At TI our high-performance SUN process node (internally called dot-C and dot-B) lagged our leading edge release timeline (internally called dot-0 and dot-m) by nearly 18 months.

For example we qualified our 65nm node in late 2005, but the SUN node for 65nm did not qualify until middle 2007.

It's the same at IBM (65nm Power6 was June 2007) as well as Intel, but I would totally agree with you that Tukwilla is crazy late to the party by about a year now.

Intel skipping 45nm to focus on pulling in the Itanium 32nm release timeline will be a major coup for them if they pull it off as it would easily give them a 2yr lead over IBM and SUN releasing their 32nm products.
 

IntelUser2000

Elite Member
Oct 14, 2003
8,686
3,787
136
I originally responded because people speculate the possibility of Larrabbee being 32nm when the release date is supposedly Q1 2010. Unless they want to kill the project, that's not going to happen.

Poulson is late 2010 just for the reason its 65nm predecessor isn't even here yet. Delay in one project delays the rest.
 

Idontcare

Elite Member
Oct 10, 1999
21,110
64
91
Originally posted by: IntelUser2000
I originally responded because people speculate the possibility of Larrabbee being 32nm when the release date is supposedly Q1 2010. Unless they want to kill the project, that's not going to happen.

Poulson is late 2010 just for the reason its 65nm predecessor isn't even here yet. Delay in one project delays the rest.

Tukwila was intentionally delayed to re-engineer some interface aspects of the design which were deemed to be necessary from a forward-looking veiwpoint as the Poulson and Kittson teams fleshed out the Itanium roadmap in parallel to Tukwila's ramp to tapeout.

Its a "take the nasty medicine today and avoid the major surgery tomorrow" situation as Tukwila represents a major platform change-up for Itanium, a once-in-a-decade type of change up for that market segment.

SUN and IBM design teams do not suffer this added headache of accommodating the design-in requests from the design teams on architecture N+2 and N+3 for simple fact that IBM and SUN don't have N+2 and N+3 design teams of the scale and scope which Intel fields.

Back on topic though, I'm not sure why you feel Larrabee being 32nm and released in Q1 2010 would kill the project. Can you elaborate on what motivates you to make this statement?
 

Hard Ball

Senior member
Jul 3, 2005
594
0
0
Originally posted by: BenSkywalker

I see what you are saying; but that's not what Larrabee is, at least not what Intel conceives it to be.

Based on what Intel has stated it is exactly what it is conceived to be. I don't think it will work at all like they are claiming, but what we have to work with is what they have told us.

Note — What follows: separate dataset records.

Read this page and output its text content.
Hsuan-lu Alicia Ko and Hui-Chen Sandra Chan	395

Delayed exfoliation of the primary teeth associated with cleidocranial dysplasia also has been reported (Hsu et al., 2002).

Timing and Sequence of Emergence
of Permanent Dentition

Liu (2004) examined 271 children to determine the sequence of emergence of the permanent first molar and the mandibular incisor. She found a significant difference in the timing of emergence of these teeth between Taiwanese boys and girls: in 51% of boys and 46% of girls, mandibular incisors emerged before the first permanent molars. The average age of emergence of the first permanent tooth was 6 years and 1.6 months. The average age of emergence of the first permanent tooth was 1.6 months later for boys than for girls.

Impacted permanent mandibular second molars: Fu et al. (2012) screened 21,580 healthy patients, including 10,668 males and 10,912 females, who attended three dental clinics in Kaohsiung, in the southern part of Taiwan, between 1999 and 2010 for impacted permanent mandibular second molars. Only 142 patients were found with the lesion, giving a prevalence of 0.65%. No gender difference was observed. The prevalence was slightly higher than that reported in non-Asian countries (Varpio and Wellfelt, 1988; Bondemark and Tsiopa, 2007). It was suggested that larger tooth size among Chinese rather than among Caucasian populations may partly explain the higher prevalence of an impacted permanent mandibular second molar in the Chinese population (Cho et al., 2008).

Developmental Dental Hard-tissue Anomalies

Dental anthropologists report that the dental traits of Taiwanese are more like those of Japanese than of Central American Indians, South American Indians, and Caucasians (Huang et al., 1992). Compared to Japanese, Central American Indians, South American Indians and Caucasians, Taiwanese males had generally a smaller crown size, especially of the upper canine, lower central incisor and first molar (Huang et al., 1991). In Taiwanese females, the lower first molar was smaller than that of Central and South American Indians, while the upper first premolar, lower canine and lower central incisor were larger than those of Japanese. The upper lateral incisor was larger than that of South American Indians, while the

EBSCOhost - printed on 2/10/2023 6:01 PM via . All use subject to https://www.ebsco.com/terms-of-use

No, not at all; I have had a small part on the verification of the RTL of Larrabee, so I know exactly what Larrabee is, and it is and has been envisioned as a general purpose design that can excel at many different mixtures of workloads; and to quote a small snippet of quote from internal documentation in Intel (nothing of any value in regard to NDA):
Larrabee?s general-purpose many-core architecture delivers performance scalability for various non-graphics visual and throughput computing workloads and common HPC kernels.


Originally posted by: BenSkywalker
In order core does not allow you to avoid branches, I'm not sure where the rationale of this assertion comes from.

Not in an absolute sense. The programmer who doesn't jump through hoops to avoid it on most in order cores tends to write rather poor code.

As we have discussed, Larrabee is designed to work with a large variety of workloads, and is not dependent on a small set of program kernels written in assembly (which is what essentially what needs to be done to ensure that very little branching occurs under all workloads); it is designed to work with compilers that have similar multi-pass multi-IR and backend instr-select/reg alloc, as most of the x86 compilers today. In no sense, is Larrabee going to be able to avoid branching to such an extent that the absence of any front end branch predict at the I-Agen stage would not significantly affect performance. So unless all of the developers that Larrabee is targeting are proficient at writing directly in x86 and x86 extensions, what you said does not make any sense.